Cream of tartar is an acidic salt, so it's no surprise that it takes the spots off your aluminum pans - it's taking a fair bit of the aluminum away, too. So don't do it often.
3 Tb of vinegar in a quart of water isn't enough to be very effective at anything given that household white vinegar is only 3% vinegar or so.
You don't add minerals to water to make it soft - minerals in your water is what makes it hard. Detergents and shampoos usually have an amount of a chelating agent like EDTA that traps these minerals and improves the action of the soap or detergent they've been mixed in. Adding baking soda, which contains sodium ions, just introduces extra metal ions into the solution and "uses up" a portion of the EDTA that is already in your detergent. Use washing soda instead, because it will bind with magnesium and calcium ions in your water.

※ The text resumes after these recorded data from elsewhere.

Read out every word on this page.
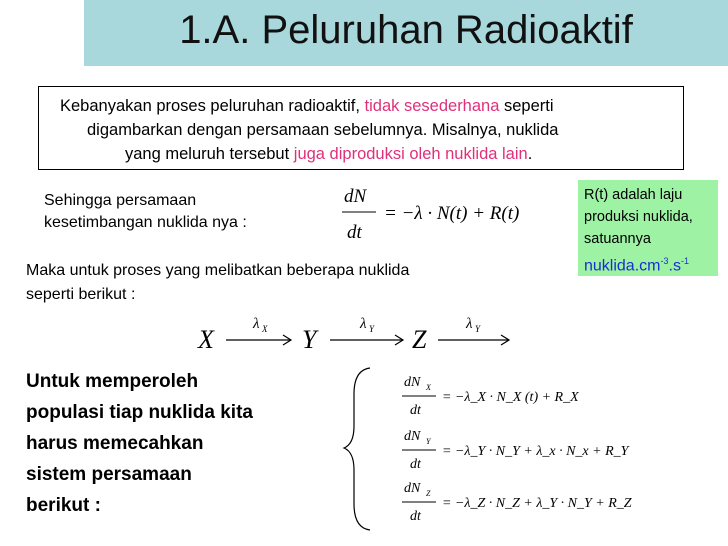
1.A. Peluruhan Radioaktif
Kebanyakan proses peluruhan radioaktif, tidak sesederhana seperti
digambarkan dengan persamaan sebelumnya. Misalnya, nuklida
yang meluruh tersebut juga diproduksi oleh nuklida lain.
Sehingga persamaan
kesetimbangan nuklida nya :
dN
dt
= −λ · N(t) + R(t)
R(t) adalah laju
produksi nuklida,
satuannya
$nuklida.cm^{-3}.s^{-1}$
Maka untuk proses yang melibatkan beberapa nuklida
seperti berikut :
X
λ X Y
λ Y Z
λ Y
Untuk memperoleh
populasi tiap nuklida kita
harus memecahkan
sistem persamaan
berikut :
dN X
dt
= −λ_X · N_X (t) + R_X
dN Y
dt
= −λ_Y · N_Y + λ_x · N_x + R_Y
dN Z
dt
= −λ_Z · N_Z + λ_Y · N_Y + R_Z
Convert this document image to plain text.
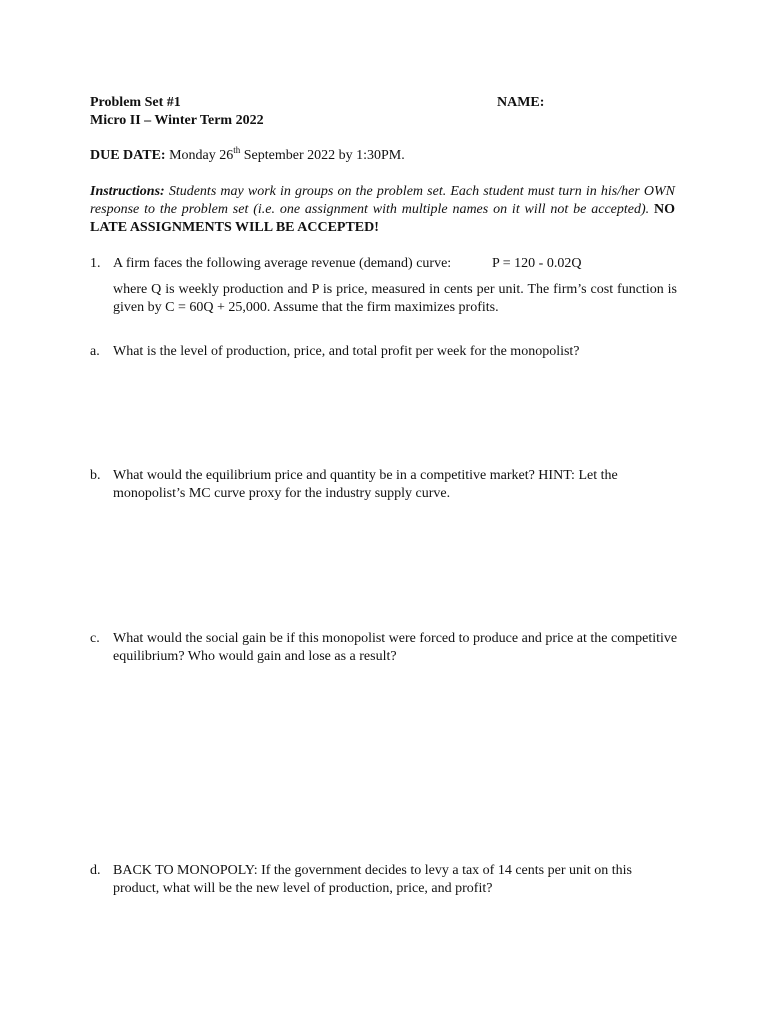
Problem Set #1	NAME:
Micro II – Winter Term 2022
DUE DATE: Monday 26th September 2022 by 1:30PM.
Instructions: Students may work in groups on the problem set. Each student must turn in his/her OWN response to the problem set (i.e. one assignment with multiple names on it will not be accepted). NO LATE ASSIGNMENTS WILL BE ACCEPTED!
1. A firm faces the following average revenue (demand) curve:	P = 120 - 0.02Q
where Q is weekly production and P is price, measured in cents per unit. The firm’s cost function is given by C = 60Q + 25,000. Assume that the firm maximizes profits.
a. What is the level of production, price, and total profit per week for the monopolist?
b. What would the equilibrium price and quantity be in a competitive market? HINT: Let the monopolist’s MC curve proxy for the industry supply curve.
c. What would the social gain be if this monopolist were forced to produce and price at the competitive equilibrium? Who would gain and lose as a result?
d. BACK TO MONOPOLY: If the government decides to levy a tax of 14 cents per unit on this product, what will be the new level of production, price, and profit?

Most of this list seems to be based on not knowing the difference between cream of tartar, baking soda, and washing soda. Did Consumer Reports even talk to a chemist? I'm surprised it doesn't say something like "save time around the house and clean in one step instead of two by mixing bleach and ammonia!"
@Con Seannery wants the azure F back!: It was all that was left after I applied the "if you can't say something nice" principle.
@speedwell, avatar of snark: LOL. Nope, got silver polish for the silver and I can't imagine BOILING them!
Usually I use a water/vinegar mix in a shallow pan for a few minutes on the stainless steel. Vinegar-soaked cloth for the wine glasses.
Baking soda left on a damp, smelly carpet overnight will absorb the odor and moisture, and then you can just vacuum it up. I think it works for upholstery too.
I worked in a repertory theatre once, and to deodorize the costume pieces that couldn't be washed, we used a mix of one part water to one part super-cheap vodka, with a few drops of lavender essential oil. The vodka evaporates without leaving an alcohol smell behind, and takes the worst of the odor with it. A good substitute for Febreze, you can put in whatever perfume or scent you like, and if you have a Brita pitcher you can filter the rest of it and render it marginally drinkable.
@mythago: Your just wasting your money and inhaling toxic stew. You do not need industrial chemicals to clean your house. I swear this has been so ingrained into people's brains it is like a scene out of The Matrix. You do not need all that expensive chemical stuff to clean your house.
@mythago: "If it were so great and inexpensive don't you think they'd be the first ones all over it?"
LOL No, because they'd have a hard time selling a dollar's worth of vinegar for $6 at the grocery store. However, for that same $6 it's not so hard to sell a dollar's worth of chemicals that people can't mix together in their kitchen. Then they can spend that extra $5 on buying TV commercials to tell you how great it is.
I have gradually been eliminating store bought cleaners for the past year. Vinegar and baking soda will clean just about everything. I keep a bottle of 50-50 distilled water and vinegar in a spray bottle. I use washable microfiber rags from the auto dept. at Target instead of paper towels. It cleans as good as any all purpose cleaner. I use vinegar in the rinse aid compartments of our dish-drawer dishwasher. No more water spots and things get cleaner. Baking soda and vinegar along with a scrub brush gets all the crud off the bath tub. The vinegar & water with a microfiber does a great job on glass. You can get 2 gallons of vinegar at Sam's or Costco for about $3 and a huge bag of baking soda for under $5.











I heard from Julie Andrews that soy sauce is pretty good at removing stains.